Decode every frame from a streaming body. Materialises the full list of events — appropriate when the response is short (control messages, handshakes) or the call site wants to handle every event after the stream terminates. Long-lived subscription streams (SubscribeToShard, StartStreamTranscription) want fold_events instead so each event surfaces incrementally.

The streaming body’s chunks are concatenated first; the framing protocol’s length fields make incremental parsing safe across chunk boundaries, but materialising-then-parsing is simpler and equally correct for buffer-bounded responses.

pub fn encode(event: Event) -> BitArray

Frame an Event for transmission. Computes both CRC32s (prelude over the first two ints, message over every preceding byte) and returns the assembled BitArray ready to hand to the streaming transport.

pub fn events_to_streaming_body(
  events: List(Event),
) -> streaming.StreamingBody

Frame a list of events as a single StreamingBody. Each event is encoded in turn; the result is the concatenated frames in list order. Use this on the request side of @eventStream operations to hand the framed bytes to the streaming transport.

The body is a Chunked StreamingBody carrying one chunk per event, so the streaming transport can write them on the wire one frame at a time (fold_chunks preserves order). Buffered- then-streamed callers see the same wire bytes — to_bit_array concatenates in order.

pub fn fold_events(
  body: streaming.StreamingBody,
  initial: acc,
  f: fn(acc, Event) -> acc,
) -> Result(acc, DecodeError)

Reduce a streaming body’s event frames left-to-right by accumulating one decoded event at a time. The natural consumer API for long-lived subscription streams — the folder can update running state (counts, partial outputs, signals) without holding the whole event list in memory.

Returns Error(DecodeError) the moment a frame fails CRC or length checks, preserving the accumulator up to (but not including) the bad frame. Callers that want to keep going past a bad frame must do their own resync.

Reads the full body up front via streaming.to_bit_array so the fold runs on a single contiguous buffer; a future chunk-by-chunk consumer that decodes events as bytes arrive can keep this same surface — only the implementation changes.

pub fn iter_events(body: streaming.StreamingBody) -> IterStep

Wrap a streaming body as a pull-based event iterator. Each call to next returns either Yield(event, next) — the next decoded event plus a continuation for the rest of the stream — or Done at clean end-of-stream, or Failed(err) if the wire bytes don’t parse.

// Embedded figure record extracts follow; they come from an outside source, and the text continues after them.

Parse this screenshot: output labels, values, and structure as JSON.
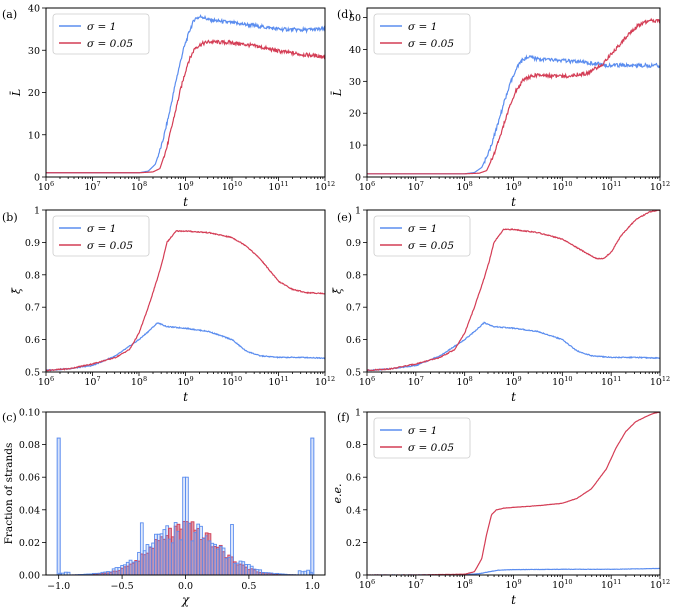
{
  "colors": {
    "sigma1": "#5b8def",
    "sigma005": "#d43d55",
    "hist_red_fill": "#c97a92"
  },
  "chart_data": [
    {
      "id": "a",
      "type": "line",
      "panel_label": "(a)",
      "xlabel": "t",
      "ylabel": "L̄",
      "xscale": "log",
      "xlim": [
        1000000.0,
        1000000000000.0
      ],
      "ylim": [
        0,
        40
      ],
      "xticks": [
        6,
        7,
        8,
        9,
        10,
        11,
        12
      ],
      "yticks": [
        0,
        10,
        20,
        30,
        40
      ],
      "legend": [
        "σ = 1",
        "σ = 0.05"
      ],
      "series": [
        {
          "name": "σ = 1",
          "color_key": "sigma1",
          "x": [
            6,
            7,
            8,
            8.2,
            8.35,
            8.5,
            8.65,
            8.8,
            8.95,
            9.1,
            9.2,
            9.35,
            9.5,
            10,
            10.5,
            11,
            11.5,
            12
          ],
          "y": [
            1,
            1,
            1,
            1.4,
            3,
            8,
            15,
            23,
            30,
            35,
            37.5,
            38,
            37.2,
            36.5,
            35.8,
            35,
            34.8,
            35
          ]
        },
        {
          "name": "σ = 0.05",
          "color_key": "sigma005",
          "x": [
            6,
            7,
            8,
            8.3,
            8.45,
            8.6,
            8.75,
            8.9,
            9.05,
            9.2,
            9.35,
            9.5,
            10,
            10.5,
            11,
            11.5,
            12
          ],
          "y": [
            1,
            1,
            1,
            1.2,
            2,
            7,
            14,
            21,
            27,
            30.5,
            31.5,
            32,
            31.8,
            31,
            29.8,
            29,
            28.5
          ]
        }
      ]
    },
    {
      "id": "b",
      "type": "line",
      "panel_label": "(b)",
      "xlabel": "t",
      "ylabel": "ξ̄",
      "xscale": "log",
      "xlim": [
        1000000.0,
        1000000000000.0
      ],
      "ylim": [
        0.5,
        1.0
      ],
      "xticks": [
        6,
        7,
        8,
        9,
        10,
        11,
        12
      ],
      "yticks": [
        0.5,
        0.6,
        0.7,
        0.8,
        0.9,
        1.0
      ],
      "legend": [
        "σ = 1",
        "σ = 0.05"
      ],
      "series": [
        {
          "name": "σ = 1",
          "color_key": "sigma1",
          "x": [
            6,
            6.5,
            7,
            7.5,
            8,
            8.2,
            8.4,
            8.6,
            9,
            9.5,
            10,
            10.3,
            10.6,
            11,
            11.5,
            12
          ],
          "y": [
            0.505,
            0.51,
            0.52,
            0.55,
            0.6,
            0.625,
            0.652,
            0.64,
            0.635,
            0.625,
            0.6,
            0.565,
            0.55,
            0.545,
            0.545,
            0.543
          ]
        },
        {
          "name": "σ = 0.05",
          "color_key": "sigma005",
          "x": [
            6,
            6.5,
            7,
            7.5,
            7.8,
            8.0,
            8.2,
            8.4,
            8.5,
            8.6,
            8.8,
            9,
            9.5,
            10,
            10.3,
            10.6,
            10.8,
            11,
            11.3,
            11.6,
            12
          ],
          "y": [
            0.505,
            0.51,
            0.525,
            0.545,
            0.57,
            0.62,
            0.7,
            0.79,
            0.84,
            0.9,
            0.935,
            0.935,
            0.93,
            0.915,
            0.89,
            0.85,
            0.815,
            0.78,
            0.755,
            0.745,
            0.742
          ]
        }
      ]
    },
    {
      "id": "c",
      "type": "bar",
      "panel_label": "(c)",
      "xlabel": "χ",
      "ylabel": "Fraction of strands",
      "xlim": [
        -1.1,
        1.1
      ],
      "ylim": [
        0,
        0.1
      ],
      "xticks": [
        -1.0,
        -0.5,
        0.0,
        0.5,
        1.0
      ],
      "yticks": [
        0.0,
        0.02,
        0.04,
        0.06,
        0.08,
        0.1
      ],
      "xtick_labels": [
        "−1.0",
        "−0.5",
        "0.0",
        "0.5",
        "1.0"
      ],
      "ytick_labels": [
        "0.00",
        "0.02",
        "0.04",
        "0.06",
        "0.08",
        "0.10"
      ],
      "spikes": [
        {
          "x": -1.0,
          "value": 0.084
        },
        {
          "x": 1.0,
          "value": 0.084
        }
      ],
      "blue_peaks": [
        {
          "x": 0.0,
          "value": 0.06
        },
        {
          "x": -0.35,
          "value": 0.032
        },
        {
          "x": 0.36,
          "value": 0.031
        },
        {
          "x": -0.22,
          "value": 0.025
        },
        {
          "x": 0.16,
          "value": 0.024
        }
      ],
      "envelope_peak": 0.028,
      "red_peak": 0.034
    },
    {
      "id": "d",
      "type": "line",
      "panel_label": "(d)",
      "xlabel": "t",
      "ylabel": "L̄",
      "xscale": "log",
      "xlim": [
        1000000.0,
        1000000000000.0
      ],
      "ylim": [
        0,
        53
      ],
      "xticks": [
        6,
        7,
        8,
        9,
        10,
        11,
        12
      ],
      "yticks": [
        0,
        10,
        20,
        30,
        40,
        50
      ],
      "legend": [
        "σ = 1",
        "σ = 0.05"
      ],
      "series": [
        {
          "name": "σ = 1",
          "color_key": "sigma1",
          "x": [
            6,
            7,
            8,
            8.2,
            8.35,
            8.5,
            8.65,
            8.8,
            8.95,
            9.1,
            9.2,
            9.35,
            9.5,
            10,
            10.5,
            11,
            11.5,
            12
          ],
          "y": [
            1,
            1,
            1,
            1.4,
            3,
            8,
            15,
            23,
            30,
            35,
            37,
            37.5,
            37,
            36.5,
            35.8,
            35,
            35,
            35
          ]
        },
        {
          "name": "σ = 0.05",
          "color_key": "sigma005",
          "x": [
            6,
            7,
            8,
            8.3,
            8.45,
            8.6,
            8.75,
            8.9,
            9.05,
            9.2,
            9.35,
            9.5,
            10,
            10.5,
            10.8,
            11,
            11.2,
            11.4,
            11.6,
            11.8,
            12
          ],
          "y": [
            1,
            1,
            1,
            1.2,
            2,
            7,
            14,
            21,
            27,
            30.5,
            31.5,
            32,
            31.5,
            32.5,
            35,
            38.5,
            42,
            45.5,
            48,
            49,
            49
          ]
        }
      ]
    },
    {
      "id": "e",
      "type": "line",
      "panel_label": "(e)",
      "xlabel": "t",
      "ylabel": "ξ̄",
      "xscale": "log",
      "xlim": [
        1000000.0,
        1000000000000.0
      ],
      "ylim": [
        0.5,
        1.0
      ],
      "xticks": [
        6,
        7,
        8,
        9,
        10,
        11,
        12
      ],
      "yticks": [
        0.5,
        0.6,
        0.7,
        0.8,
        0.9,
        1.0
      ],
      "legend": [
        "σ = 1",
        "σ = 0.05"
      ],
      "series": [
        {
          "name": "σ = 1",
          "color_key": "sigma1",
          "x": [
            6,
            6.5,
            7,
            7.5,
            8,
            8.2,
            8.4,
            8.6,
            9,
            9.5,
            10,
            10.3,
            10.6,
            11,
            11.5,
            12
          ],
          "y": [
            0.505,
            0.51,
            0.52,
            0.55,
            0.6,
            0.625,
            0.652,
            0.64,
            0.635,
            0.625,
            0.6,
            0.565,
            0.55,
            0.545,
            0.545,
            0.543
          ]
        },
        {
          "name": "σ = 0.05",
          "color_key": "sigma005",
          "x": [
            6,
            6.5,
            7,
            7.5,
            7.8,
            8.0,
            8.2,
            8.4,
            8.5,
            8.6,
            8.8,
            9,
            9.5,
            10,
            10.4,
            10.7,
            10.85,
            11,
            11.2,
            11.5,
            11.8,
            12
          ],
          "y": [
            0.505,
            0.51,
            0.525,
            0.545,
            0.57,
            0.62,
            0.7,
            0.79,
            0.84,
            0.9,
            0.94,
            0.94,
            0.93,
            0.91,
            0.875,
            0.85,
            0.85,
            0.87,
            0.92,
            0.97,
            0.995,
            1.0
          ]
        }
      ]
    },
    {
      "id": "f",
      "type": "line",
      "panel_label": "(f)",
      "xlabel": "t",
      "ylabel": "e.e.",
      "xscale": "log",
      "xlim": [
        1000000.0,
        1000000000000.0
      ],
      "ylim": [
        0,
        1.0
      ],
      "xticks": [
        6,
        7,
        8,
        9,
        10,
        11,
        12
      ],
      "yticks": [
        0.0,
        0.2,
        0.4,
        0.6,
        0.8,
        1.0
      ],
      "legend": [
        "σ = 1",
        "σ = 0.05"
      ],
      "series": [
        {
          "name": "σ = 1",
          "color_key": "sigma1",
          "x": [
            6,
            7,
            8,
            8.3,
            8.5,
            8.7,
            9,
            10,
            11,
            12
          ],
          "y": [
            0,
            0,
            0.002,
            0.008,
            0.02,
            0.03,
            0.033,
            0.035,
            0.035,
            0.04
          ]
        },
        {
          "name": "σ = 0.05",
          "color_key": "sigma005",
          "x": [
            6,
            7,
            8,
            8.2,
            8.35,
            8.45,
            8.55,
            8.65,
            8.8,
            9,
            9.5,
            10,
            10.3,
            10.6,
            10.9,
            11.1,
            11.3,
            11.5,
            11.7,
            11.85,
            12
          ],
          "y": [
            0,
            0,
            0.005,
            0.02,
            0.1,
            0.25,
            0.37,
            0.4,
            0.41,
            0.415,
            0.425,
            0.44,
            0.47,
            0.53,
            0.65,
            0.78,
            0.88,
            0.94,
            0.97,
            0.99,
            1.0
          ]
        }
      ]
    }
  ]
}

Useful for callers that want to drive consumption explicitly rather than handing the whole stream to fold_events. The codegen-emitted <op>_event_stream(client, input) wrappers return a streaming.Response; pipe resp.body through this helper to get a typed iterator without buffering the full event list in memory.

Today materialises the body up front (same as fold_eventsstreaming.to_bit_array); a follow-up that streams chunk-by- chunk lands when the wire transport surfaces partial frames.

pub fn string_header(
  event: Event,
  name: String,
) -> Result(String, Nil)

Look up the first StringValue header on event matching name. Used by codegen-emitted parse_<op>_event functions to dispatch on :event-type / :message-type (both are string-valued per the event-stream spec).